Rabies kills one person every 10 minutes

A rabies control report says an estimated 55 000 people die of rabies every year, but most deaths could have been prevented.

The global alliance for rabies control says an estimated 55 000 people die from rabies worldwide every year, which means approximately one person dies every ten minutes.

Rabies is nearly always fatal without immediate proper post exposure prophylaxis treatment.

The group recommends travellers to high risk areas where medical facilities or vaccines are not readily accessible to get pre-exposure vaccination prior to departure.

Rabies is transmitted through the saliva of infected animals and the rabies control group recommends travellers, on their way to rabies-endemic areas including Africa and Asia where there is a high population of stray dogs, to get vaccinated.


It said, though, that pre-exposure vaccination should also be considered by others whose activities brought them into frequent contact with the rabies virus or potentially rabid animals, such as travellers exposed to outdoor activities (jogging, biking, camping, hiking), people doing community or missionary work in rural communities, as well as by game rangers, veterinarians and others working with animals.

Children travelling to high-risk areas should also be vaccinated as they are the most at risk.

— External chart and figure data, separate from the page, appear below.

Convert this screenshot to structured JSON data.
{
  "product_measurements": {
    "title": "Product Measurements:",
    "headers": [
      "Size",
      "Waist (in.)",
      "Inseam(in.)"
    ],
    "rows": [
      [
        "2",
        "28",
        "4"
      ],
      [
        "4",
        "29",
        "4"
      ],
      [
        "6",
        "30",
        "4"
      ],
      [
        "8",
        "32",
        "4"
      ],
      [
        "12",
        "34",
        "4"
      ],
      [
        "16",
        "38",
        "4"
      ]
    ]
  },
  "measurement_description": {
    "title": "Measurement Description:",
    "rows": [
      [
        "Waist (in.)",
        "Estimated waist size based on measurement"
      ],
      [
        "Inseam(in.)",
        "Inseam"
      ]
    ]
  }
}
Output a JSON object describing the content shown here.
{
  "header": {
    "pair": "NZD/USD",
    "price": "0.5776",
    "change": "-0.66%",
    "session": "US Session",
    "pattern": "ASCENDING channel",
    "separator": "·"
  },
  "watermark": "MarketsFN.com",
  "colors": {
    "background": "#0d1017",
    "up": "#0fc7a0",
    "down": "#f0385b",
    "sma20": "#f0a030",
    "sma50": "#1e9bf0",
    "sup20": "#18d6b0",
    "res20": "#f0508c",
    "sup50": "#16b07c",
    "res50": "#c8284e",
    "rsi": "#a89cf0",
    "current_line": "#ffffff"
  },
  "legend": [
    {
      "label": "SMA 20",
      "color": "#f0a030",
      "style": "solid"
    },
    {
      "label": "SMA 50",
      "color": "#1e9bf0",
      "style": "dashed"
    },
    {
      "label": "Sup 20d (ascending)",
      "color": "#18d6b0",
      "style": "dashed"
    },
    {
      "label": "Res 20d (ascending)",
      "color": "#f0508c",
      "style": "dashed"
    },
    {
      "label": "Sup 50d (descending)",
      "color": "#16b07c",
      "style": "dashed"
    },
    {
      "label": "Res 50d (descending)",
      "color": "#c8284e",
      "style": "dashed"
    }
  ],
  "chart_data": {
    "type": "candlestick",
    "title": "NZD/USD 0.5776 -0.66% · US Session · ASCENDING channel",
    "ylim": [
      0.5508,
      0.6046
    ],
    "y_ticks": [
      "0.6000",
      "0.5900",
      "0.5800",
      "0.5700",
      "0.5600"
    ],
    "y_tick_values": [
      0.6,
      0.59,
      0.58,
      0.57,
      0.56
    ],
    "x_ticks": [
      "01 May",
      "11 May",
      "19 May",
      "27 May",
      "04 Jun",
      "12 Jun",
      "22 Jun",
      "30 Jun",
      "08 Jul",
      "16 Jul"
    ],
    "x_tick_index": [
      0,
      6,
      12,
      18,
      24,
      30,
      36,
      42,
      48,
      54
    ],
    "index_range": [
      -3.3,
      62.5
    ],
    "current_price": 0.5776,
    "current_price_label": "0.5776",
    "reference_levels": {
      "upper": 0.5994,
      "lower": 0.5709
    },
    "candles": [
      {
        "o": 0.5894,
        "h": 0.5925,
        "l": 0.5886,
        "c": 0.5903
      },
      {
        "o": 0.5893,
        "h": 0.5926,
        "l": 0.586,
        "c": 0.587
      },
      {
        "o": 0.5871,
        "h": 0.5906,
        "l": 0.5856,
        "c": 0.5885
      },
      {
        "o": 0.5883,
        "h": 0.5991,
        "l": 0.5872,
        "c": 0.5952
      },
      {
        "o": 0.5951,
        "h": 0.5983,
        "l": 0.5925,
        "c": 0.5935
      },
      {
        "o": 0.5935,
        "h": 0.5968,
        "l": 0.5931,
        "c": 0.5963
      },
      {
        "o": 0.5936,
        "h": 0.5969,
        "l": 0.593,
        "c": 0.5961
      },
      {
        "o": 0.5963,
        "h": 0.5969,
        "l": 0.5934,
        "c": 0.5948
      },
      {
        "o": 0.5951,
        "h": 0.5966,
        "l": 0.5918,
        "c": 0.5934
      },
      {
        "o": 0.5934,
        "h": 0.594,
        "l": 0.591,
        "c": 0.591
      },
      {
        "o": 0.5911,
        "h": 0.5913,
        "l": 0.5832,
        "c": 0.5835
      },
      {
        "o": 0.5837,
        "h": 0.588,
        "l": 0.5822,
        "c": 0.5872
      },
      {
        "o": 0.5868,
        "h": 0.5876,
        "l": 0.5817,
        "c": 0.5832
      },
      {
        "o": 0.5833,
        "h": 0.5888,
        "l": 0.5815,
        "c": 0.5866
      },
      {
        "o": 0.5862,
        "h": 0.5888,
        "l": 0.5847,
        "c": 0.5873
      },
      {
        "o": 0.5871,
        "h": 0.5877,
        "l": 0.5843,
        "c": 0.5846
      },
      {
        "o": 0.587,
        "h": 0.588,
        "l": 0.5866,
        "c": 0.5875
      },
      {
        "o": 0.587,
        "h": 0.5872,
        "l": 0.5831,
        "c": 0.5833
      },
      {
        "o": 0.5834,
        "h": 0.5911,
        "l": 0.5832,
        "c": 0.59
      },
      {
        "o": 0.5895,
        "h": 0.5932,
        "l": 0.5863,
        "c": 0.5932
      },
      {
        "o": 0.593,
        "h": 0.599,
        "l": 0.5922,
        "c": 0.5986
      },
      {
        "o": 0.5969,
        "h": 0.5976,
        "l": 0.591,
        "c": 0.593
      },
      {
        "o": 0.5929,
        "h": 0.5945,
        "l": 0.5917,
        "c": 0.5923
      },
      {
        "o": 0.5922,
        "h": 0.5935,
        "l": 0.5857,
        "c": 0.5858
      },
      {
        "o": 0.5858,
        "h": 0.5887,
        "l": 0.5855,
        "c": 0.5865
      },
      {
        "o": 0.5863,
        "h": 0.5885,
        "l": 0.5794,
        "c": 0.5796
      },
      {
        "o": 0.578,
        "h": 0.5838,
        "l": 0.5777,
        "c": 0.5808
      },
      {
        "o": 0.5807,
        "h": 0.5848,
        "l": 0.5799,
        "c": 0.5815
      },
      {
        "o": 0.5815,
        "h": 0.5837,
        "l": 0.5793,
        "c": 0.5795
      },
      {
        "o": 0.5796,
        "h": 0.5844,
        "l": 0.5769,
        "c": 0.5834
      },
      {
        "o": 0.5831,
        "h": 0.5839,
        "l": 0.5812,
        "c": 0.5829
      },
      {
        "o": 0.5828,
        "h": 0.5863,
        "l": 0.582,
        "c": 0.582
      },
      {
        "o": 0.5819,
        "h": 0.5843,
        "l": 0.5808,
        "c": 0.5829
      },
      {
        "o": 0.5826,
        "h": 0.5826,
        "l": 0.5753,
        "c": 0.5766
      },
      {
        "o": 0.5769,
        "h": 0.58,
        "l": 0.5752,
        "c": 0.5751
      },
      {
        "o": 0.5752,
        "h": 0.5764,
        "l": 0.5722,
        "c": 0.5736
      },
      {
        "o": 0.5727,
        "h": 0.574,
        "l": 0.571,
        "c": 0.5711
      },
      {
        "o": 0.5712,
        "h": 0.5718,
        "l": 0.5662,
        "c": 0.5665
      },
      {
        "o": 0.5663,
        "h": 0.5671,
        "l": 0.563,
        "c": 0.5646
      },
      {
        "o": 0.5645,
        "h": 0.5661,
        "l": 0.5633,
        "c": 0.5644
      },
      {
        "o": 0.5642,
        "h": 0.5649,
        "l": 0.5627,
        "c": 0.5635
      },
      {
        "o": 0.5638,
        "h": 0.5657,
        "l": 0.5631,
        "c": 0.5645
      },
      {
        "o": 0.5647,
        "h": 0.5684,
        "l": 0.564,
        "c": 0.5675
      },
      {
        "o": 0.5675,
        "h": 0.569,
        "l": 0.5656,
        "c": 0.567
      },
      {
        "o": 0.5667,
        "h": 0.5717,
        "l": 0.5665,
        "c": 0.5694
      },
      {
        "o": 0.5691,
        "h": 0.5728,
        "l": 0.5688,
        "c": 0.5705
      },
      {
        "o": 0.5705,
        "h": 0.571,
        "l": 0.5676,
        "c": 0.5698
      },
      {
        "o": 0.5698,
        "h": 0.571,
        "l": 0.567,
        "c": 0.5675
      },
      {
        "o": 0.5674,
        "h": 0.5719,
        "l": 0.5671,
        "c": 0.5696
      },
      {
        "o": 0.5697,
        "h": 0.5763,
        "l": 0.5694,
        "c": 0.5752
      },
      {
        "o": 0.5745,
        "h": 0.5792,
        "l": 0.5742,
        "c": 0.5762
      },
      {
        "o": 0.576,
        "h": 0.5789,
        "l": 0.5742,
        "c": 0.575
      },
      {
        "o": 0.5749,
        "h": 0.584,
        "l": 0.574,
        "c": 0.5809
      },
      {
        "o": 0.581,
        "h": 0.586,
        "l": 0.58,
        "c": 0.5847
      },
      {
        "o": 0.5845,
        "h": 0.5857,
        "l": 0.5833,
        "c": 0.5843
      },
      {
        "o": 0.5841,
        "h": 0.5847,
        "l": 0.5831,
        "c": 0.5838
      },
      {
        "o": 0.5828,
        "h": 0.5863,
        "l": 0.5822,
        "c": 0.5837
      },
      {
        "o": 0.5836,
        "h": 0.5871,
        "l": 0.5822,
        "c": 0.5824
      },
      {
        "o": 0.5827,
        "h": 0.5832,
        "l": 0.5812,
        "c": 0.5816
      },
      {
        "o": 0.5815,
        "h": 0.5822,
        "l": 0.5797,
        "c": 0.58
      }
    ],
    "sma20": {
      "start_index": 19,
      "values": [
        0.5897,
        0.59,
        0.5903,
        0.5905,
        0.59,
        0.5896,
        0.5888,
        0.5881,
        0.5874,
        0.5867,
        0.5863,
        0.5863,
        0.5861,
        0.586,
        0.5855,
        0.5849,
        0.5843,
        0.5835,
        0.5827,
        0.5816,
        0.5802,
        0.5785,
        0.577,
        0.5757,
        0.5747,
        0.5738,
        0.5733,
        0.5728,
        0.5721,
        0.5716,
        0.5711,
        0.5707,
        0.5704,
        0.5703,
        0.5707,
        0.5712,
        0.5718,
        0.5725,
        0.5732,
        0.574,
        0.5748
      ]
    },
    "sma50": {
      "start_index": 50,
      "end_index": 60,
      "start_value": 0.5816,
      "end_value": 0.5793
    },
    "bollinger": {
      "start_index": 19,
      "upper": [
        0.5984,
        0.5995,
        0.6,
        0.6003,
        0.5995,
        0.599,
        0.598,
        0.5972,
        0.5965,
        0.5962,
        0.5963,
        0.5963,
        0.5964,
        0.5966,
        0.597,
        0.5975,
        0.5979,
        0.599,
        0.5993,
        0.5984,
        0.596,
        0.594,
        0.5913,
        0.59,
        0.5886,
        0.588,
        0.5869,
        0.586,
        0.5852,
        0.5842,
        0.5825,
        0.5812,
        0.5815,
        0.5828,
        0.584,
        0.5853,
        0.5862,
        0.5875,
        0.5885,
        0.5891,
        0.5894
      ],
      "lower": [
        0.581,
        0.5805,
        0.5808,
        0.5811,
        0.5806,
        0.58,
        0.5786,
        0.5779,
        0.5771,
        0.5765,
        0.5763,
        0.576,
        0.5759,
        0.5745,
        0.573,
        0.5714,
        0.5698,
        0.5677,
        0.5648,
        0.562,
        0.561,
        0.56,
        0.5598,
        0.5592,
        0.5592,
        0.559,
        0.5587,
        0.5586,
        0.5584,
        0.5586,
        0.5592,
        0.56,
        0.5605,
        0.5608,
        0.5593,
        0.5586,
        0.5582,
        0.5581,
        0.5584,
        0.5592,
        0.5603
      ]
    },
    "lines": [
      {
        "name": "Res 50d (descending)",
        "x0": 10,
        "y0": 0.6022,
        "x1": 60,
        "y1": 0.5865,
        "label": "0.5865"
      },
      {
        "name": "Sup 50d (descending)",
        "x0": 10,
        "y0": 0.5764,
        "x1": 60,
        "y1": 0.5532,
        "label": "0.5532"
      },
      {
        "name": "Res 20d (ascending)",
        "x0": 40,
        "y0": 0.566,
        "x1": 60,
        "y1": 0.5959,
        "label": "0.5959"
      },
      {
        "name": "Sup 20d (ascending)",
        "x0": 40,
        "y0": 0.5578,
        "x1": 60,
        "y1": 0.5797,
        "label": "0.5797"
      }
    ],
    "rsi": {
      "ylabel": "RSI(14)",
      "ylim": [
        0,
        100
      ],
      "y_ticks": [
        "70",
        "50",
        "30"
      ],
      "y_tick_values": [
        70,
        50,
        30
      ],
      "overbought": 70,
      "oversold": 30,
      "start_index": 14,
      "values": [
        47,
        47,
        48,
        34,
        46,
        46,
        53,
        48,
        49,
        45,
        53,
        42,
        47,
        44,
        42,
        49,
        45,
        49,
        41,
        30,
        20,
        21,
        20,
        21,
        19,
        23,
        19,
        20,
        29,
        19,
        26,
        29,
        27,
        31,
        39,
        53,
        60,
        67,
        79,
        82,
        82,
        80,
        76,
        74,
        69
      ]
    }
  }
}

A Sanofi Pasteur spokesperson, Jaco Smit, said: “Children are at the highest risk of dog rabies. About 30% to 60% of the victims of dog bites are children under the age of 15, as children often play with animals and are less likely to report bites or scratches.”

The statement said being vaccinated before travelling abroad or to high risk areas substantially reduced the risk of infection.

The pre-exposure series consists of three doses of rabies vaccine.

Rabies occurred worldwide with the highest incidents in Africa, Asia and India. Thailand has an estimated 10 million stray dogs, with one in 10 dogs in Bangkok estimated to be infected with rabies.

The areas in South Africa most affected by rabies, according to the latest statistics that appeared in the communicable diseases communiqué, include the north-eastern areas of the Eastern Cape, the eastern and south-eastern areas of the Cape, eastern and south-eastern Mpumalanga, northern Limpopo and rural areas throughout KwaZulu-Natal.

Stray animals

Rabies is 100% preventable. In most cases, preventing rabies is as simple as ensuring adequate pre-exposure rabies vaccination as well as pet vaccination and control, avoiding contact with stray domestic and wild animals and educating those at risk.

Albie de Frey, The Travel Doctor’s medical director, said: "Prepare yourself for an emergency. Get vaccinated before your travel; take a first aid kit with you; ensure roaming is available on your cellphone and take out travel insurance. Also protect yourself and avoid touching stray animals or wildlife – no matter how friendly they seem."

Some of the symptoms of rabies include headache and fever, irritability and restlessness and anxiety, as well as a tingling sensation or pain at the site of the bite.